5, drugs and diseases
Anticonvulsants, such as sodium phenytoin, phenobarbital, and carbamazepine, cause treatment-related vitamin D deficiency, as well as impaired intestinal calcium absorption, and secondary hyperparathyroidism. Excessive use of acid-forming agents, including aluminum preparations, can inhibit phosphate absorption and lead to the breakdown of bone minerals. Glucocorticoids directly inhibit bone formation, decrease intestinal absorption of calcium, increase renal excretion of calcium, secondary parathyroid dysfunction, and production of sex hormones. Long-term use of heparin is associated with osteoporosis, and the exact mechanism is not known. Chemotherapeutic agents, such as cyclosporine A, have been shown to increase bone renewal in rodents.

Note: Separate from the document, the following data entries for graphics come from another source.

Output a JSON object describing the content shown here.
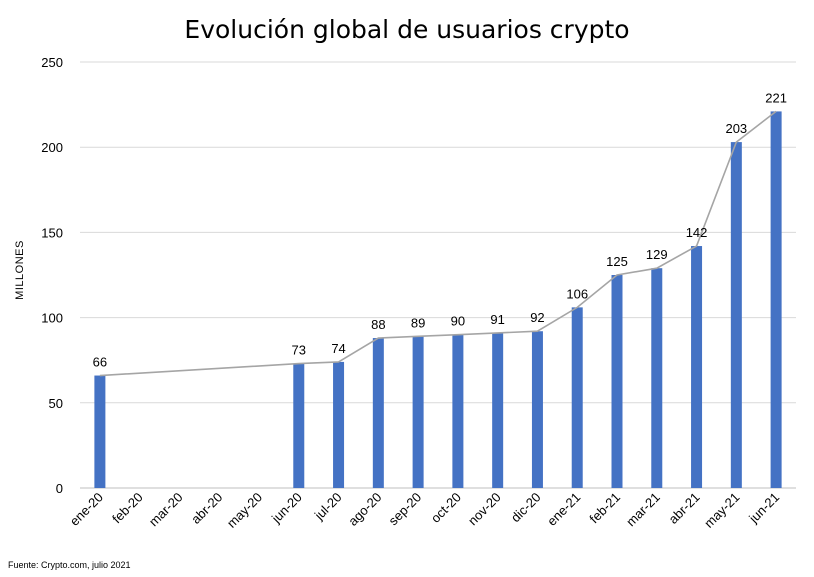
{
  "chart_data": {
    "type": "bar",
    "title": "Evolución global de usuarios crypto",
    "ylabel": "MILLONES",
    "xlabel": "",
    "ylim": [
      0,
      250
    ],
    "yticks": [
      0,
      50,
      100,
      150,
      200,
      250
    ],
    "grid": true,
    "legend": "none",
    "categories": [
      "ene-20",
      "feb-20",
      "mar-20",
      "abr-20",
      "may-20",
      "jun-20",
      "jul-20",
      "ago-20",
      "sep-20",
      "oct-20",
      "nov-20",
      "dic-20",
      "ene-21",
      "feb-21",
      "mar-21",
      "abr-21",
      "may-21",
      "jun-21"
    ],
    "values": [
      66,
      null,
      null,
      null,
      null,
      73,
      74,
      88,
      89,
      90,
      91,
      92,
      106,
      125,
      129,
      142,
      203,
      221
    ],
    "line_overlay": true,
    "colors": {
      "bar": "#4472C4",
      "line": "#A5A5A5",
      "grid": "#D9D9D9"
    },
    "source": "Fuente: Crypto.com, julio 2021"
  }
}
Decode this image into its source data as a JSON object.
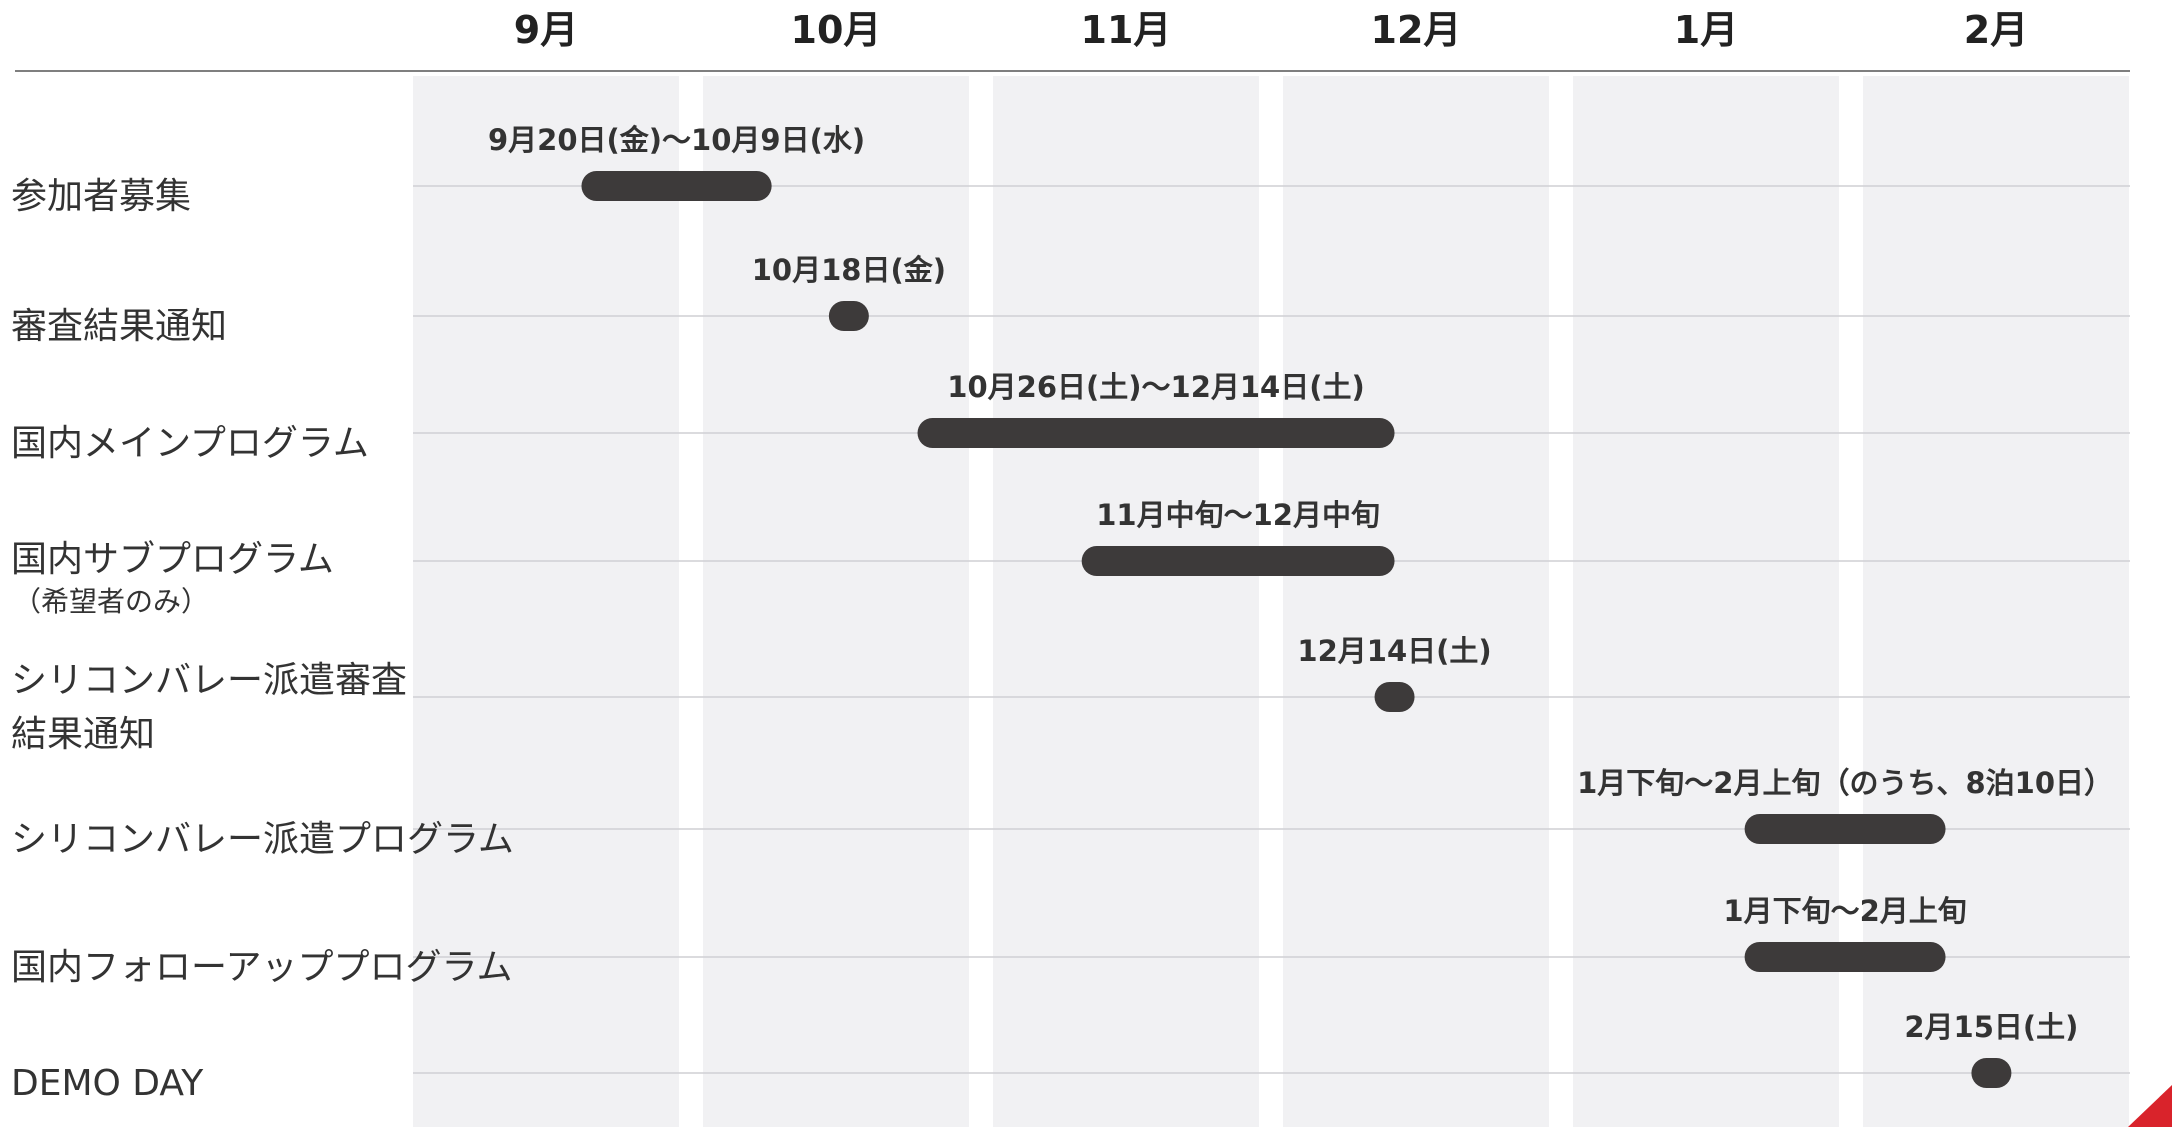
{
  "colors": {
    "column_band": "#f1f1f3",
    "row_line": "#cfcfd4",
    "bar": "#3d3a3a",
    "corner_accent": "#d9232b"
  },
  "chart_data": {
    "type": "gantt",
    "title": "",
    "months": [
      "9月",
      "10月",
      "11月",
      "12月",
      "1月",
      "2月"
    ],
    "tasks": [
      {
        "label": "参加者募集",
        "bar_label": "9月20日(金)〜10月9日(水)",
        "start": "2019-09-20",
        "end": "2019-10-09"
      },
      {
        "label": "審査結果通知",
        "bar_label": "10月18日(金)",
        "start": "2019-10-18",
        "end": "2019-10-18"
      },
      {
        "label": "国内メインプログラム",
        "bar_label": "10月26日(土)〜12月14日(土)",
        "start": "2019-10-26",
        "end": "2019-12-14"
      },
      {
        "label": "国内サブプログラム",
        "sublabel": "（希望者のみ）",
        "bar_label": "11月中旬〜12月中旬",
        "start": "2019-11-11",
        "end": "2019-12-14"
      },
      {
        "label": "シリコンバレー派遣審査",
        "label_line2": "結果通知",
        "bar_label": "12月14日(土)",
        "start": "2019-12-14",
        "end": "2019-12-14"
      },
      {
        "label": "シリコンバレー派遣プログラム",
        "bar_label": "1月下旬〜2月上旬（のうち、8泊10日）",
        "start": "2020-01-21",
        "end": "2020-02-10"
      },
      {
        "label": "国内フォローアッププログラム",
        "bar_label": "1月下旬〜2月上旬",
        "start": "2020-01-21",
        "end": "2020-02-10"
      },
      {
        "label": "DEMO DAY",
        "bar_label": "2月15日(土)",
        "start": "2020-02-15",
        "end": "2020-02-15"
      }
    ]
  }
}
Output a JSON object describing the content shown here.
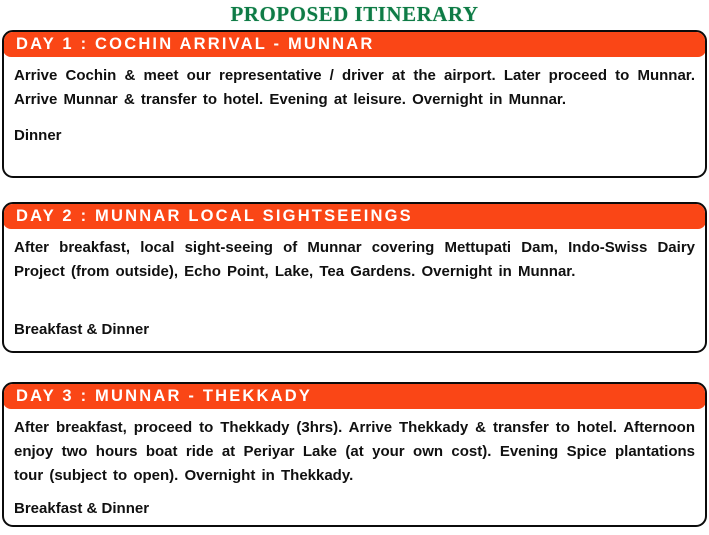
{
  "page": {
    "title": "PROPOSED ITINERARY"
  },
  "colors": {
    "title_green": "#0e7b46",
    "header_orange": "#fa4616",
    "body_text": "#101010",
    "card_border": "#0b0b0b"
  },
  "days": [
    {
      "header": "DAY 1 : COCHIN ARRIVAL - MUNNAR",
      "body": "Arrive Cochin & meet our representative / driver at the airport. Later proceed to Munnar. Arrive Munnar & transfer to hotel. Evening at leisure. Overnight in Munnar.",
      "meals": "Dinner"
    },
    {
      "header": "DAY 2 : MUNNAR LOCAL SIGHTSEEINGS",
      "body": "After breakfast, local sight-seeing of Munnar covering Mettupati Dam, Indo-Swiss Dairy Project (from outside), Echo Point, Lake, Tea Gardens. Overnight in Munnar.",
      "meals": "Breakfast & Dinner"
    },
    {
      "header": "DAY 3 : MUNNAR - THEKKADY",
      "body": "After breakfast, proceed to Thekkady (3hrs). Arrive Thekkady & transfer to hotel. Afternoon enjoy two hours boat ride at Periyar Lake (at your own cost). Evening Spice plantations tour (subject to open). Overnight in Thekkady.",
      "meals": "Breakfast & Dinner"
    }
  ]
}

Cytokines produced by tumor cells in tumors, especially multiple myeloma, activate osteoclasts, as well as leukemia and lymphoma in children or adolescents, in which osteoporosis is often limited. Gastrointestinal disorders, such as inflammatory bowel disease leading to malabsorption and eating disorders; anorexia nervosa leading to rapid weight loss as well as malnutrition, and associated with absence of menstruation. Pearly anemia, which results from hyperplasia of the bone marrow and thinning of the trabecular junction, and secondary hypogonadism are also seen in this group of patients.
6, Genetic factors
Stature, fatness, muscularity and gastrointestinal function are all genetically related. Caucasians (Asians are also similar to Caucasians) are prone to osteoporosis, while South African Bantu and Blacks are less prone to osteoporosis, and the incidence of osteoporosis is much higher in long and lean individuals than in short and fat ones.
7, immune factors
Osteoclasts are derived from large monocytes, which have potential immune function. Immune dysfunction accelerates bone resorption and slows bone growth through various pathways, leading to osteoporosis.
8, bone weight and bone mineral density (BMC) peak level
BMC reaches its peak at the age of 30 for both men and women, and peak BMC is the super-initial value of MBC that decreases year by year after adulthood. Data show that high peak BMC is less likely to osteoporosis after entering menopause or old age, while low peak MBC can quickly reach the “critical risk value”, which is more prominent in women.
9, Other factors
Alcohol abuse has a direct toxic effect on bone. Smoking increases the liver’s metabolism of estrogen and its direct effect on bone, and can also cause weight loss and early menopause. Long-term heavy exercise can lead to idiopathic osteoporosis.